The query parameters are part of the identifier for the resource. See RFC-3986
The query component contains non-hierarchical data that, along with data in the path component (Section 3.3), serves to identify a resource within the scope of the URI's scheme and naming authority (if any). The query component is indicated by the first question mark ("?") character and terminated by a number sign ("#") character or by the end of the URI.
Therefore, the important question to ask in response to
GET my.api.com/v1/users?limti=2
is: does this resource exist?
To me, that URI looks like a client error; as a consumer of your API, I would prefer that your endpoint notify me of the mistake that I made (404 looks appropriate), rather than returning me an arbitrary response that isn't what I want. "Fail fast" makes the problem a lot easier to discover.

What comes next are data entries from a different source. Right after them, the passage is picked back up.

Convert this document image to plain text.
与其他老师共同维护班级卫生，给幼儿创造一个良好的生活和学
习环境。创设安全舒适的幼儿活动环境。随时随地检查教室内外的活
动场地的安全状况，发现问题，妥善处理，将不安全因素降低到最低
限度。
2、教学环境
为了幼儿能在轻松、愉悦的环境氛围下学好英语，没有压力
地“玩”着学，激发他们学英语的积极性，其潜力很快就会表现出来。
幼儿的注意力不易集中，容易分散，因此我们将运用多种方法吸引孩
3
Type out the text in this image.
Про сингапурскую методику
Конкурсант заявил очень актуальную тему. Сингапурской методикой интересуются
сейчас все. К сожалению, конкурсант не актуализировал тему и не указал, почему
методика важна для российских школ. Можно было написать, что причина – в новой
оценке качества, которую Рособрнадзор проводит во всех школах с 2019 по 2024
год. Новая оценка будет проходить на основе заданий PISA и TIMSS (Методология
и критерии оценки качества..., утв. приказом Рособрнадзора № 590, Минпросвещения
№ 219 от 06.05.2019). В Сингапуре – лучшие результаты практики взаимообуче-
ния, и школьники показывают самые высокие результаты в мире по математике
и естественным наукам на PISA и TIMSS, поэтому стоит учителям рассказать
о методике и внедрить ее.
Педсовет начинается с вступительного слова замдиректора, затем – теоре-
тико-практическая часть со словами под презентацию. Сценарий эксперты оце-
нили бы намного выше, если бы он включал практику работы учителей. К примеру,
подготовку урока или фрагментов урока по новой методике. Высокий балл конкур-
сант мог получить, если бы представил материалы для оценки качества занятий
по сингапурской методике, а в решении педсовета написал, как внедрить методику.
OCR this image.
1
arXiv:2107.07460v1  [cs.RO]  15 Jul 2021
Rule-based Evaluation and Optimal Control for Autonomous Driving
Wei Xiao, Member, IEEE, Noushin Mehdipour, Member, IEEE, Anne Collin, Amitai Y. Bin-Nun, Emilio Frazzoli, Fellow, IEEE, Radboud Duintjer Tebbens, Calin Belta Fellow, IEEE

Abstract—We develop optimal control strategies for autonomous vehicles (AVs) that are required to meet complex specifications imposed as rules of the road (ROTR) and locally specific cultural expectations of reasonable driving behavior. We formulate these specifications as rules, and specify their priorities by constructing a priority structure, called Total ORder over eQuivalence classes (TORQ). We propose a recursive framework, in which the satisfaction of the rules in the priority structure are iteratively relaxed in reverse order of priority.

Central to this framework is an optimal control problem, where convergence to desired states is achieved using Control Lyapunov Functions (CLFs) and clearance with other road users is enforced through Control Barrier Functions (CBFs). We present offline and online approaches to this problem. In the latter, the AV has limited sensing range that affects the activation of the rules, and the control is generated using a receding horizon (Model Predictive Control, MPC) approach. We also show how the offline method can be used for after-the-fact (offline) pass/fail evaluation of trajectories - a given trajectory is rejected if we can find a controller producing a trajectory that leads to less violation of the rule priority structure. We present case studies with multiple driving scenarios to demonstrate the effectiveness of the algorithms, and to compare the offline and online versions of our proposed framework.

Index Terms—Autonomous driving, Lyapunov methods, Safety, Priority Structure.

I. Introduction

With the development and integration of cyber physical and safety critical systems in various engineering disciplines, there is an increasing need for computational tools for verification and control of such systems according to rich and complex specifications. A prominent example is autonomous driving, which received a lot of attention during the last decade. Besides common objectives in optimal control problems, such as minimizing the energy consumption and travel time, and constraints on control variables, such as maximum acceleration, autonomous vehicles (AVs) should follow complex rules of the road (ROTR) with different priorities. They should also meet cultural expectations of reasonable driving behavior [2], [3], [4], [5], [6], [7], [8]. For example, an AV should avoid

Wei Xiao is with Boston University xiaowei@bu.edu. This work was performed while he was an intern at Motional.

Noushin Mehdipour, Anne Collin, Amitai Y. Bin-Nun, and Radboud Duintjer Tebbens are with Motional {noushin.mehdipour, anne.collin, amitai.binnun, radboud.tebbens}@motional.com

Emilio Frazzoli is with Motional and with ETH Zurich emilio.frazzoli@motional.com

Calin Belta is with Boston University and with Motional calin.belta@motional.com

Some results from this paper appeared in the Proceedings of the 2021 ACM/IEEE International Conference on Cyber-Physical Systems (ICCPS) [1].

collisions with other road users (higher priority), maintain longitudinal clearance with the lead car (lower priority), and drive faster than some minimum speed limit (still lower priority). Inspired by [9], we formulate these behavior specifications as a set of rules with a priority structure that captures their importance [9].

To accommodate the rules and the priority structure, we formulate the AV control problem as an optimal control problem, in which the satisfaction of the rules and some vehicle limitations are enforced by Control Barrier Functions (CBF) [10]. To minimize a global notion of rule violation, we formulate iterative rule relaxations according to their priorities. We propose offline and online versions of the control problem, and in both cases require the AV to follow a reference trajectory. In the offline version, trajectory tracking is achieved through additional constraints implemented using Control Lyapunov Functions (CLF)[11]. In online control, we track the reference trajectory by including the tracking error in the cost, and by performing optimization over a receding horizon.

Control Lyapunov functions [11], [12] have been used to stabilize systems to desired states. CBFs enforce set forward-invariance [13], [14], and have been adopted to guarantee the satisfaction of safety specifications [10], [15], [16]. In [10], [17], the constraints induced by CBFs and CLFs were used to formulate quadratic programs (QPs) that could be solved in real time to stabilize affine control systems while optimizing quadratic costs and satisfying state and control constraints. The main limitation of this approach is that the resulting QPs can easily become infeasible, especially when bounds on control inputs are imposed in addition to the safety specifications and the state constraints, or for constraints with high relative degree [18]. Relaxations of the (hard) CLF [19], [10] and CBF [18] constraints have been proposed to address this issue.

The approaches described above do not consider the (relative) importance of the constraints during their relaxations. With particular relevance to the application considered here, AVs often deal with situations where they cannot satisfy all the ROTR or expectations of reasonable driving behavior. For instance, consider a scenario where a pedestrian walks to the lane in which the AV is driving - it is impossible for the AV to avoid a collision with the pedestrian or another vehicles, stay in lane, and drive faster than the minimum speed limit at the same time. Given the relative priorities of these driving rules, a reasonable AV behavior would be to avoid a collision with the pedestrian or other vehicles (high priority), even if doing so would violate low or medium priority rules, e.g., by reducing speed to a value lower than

But it's just as valid to say "yes, that resource does exist -- here's a representation of it" and pass back whatever your like. That's not helpful, but it isn't wrong either. After all, it's what you would end up doing if my spelling error happened by luck to actually match the spelling of a resource in your system. Consider, for instance, what your api is going to do when I ask for my.api.com/v1/users?limit=2
when what I wanted was my.api.com/v1/suers?limit=2
A compromise (which might be worst of both worlds) would be to redirect the client to a real resource in your system. For example, if you were just going to ignore the order=asc parameter, then it might be friendlier to redirect the client to my.api.com/v1/users
, rather than just handing back that representation arbitrarily.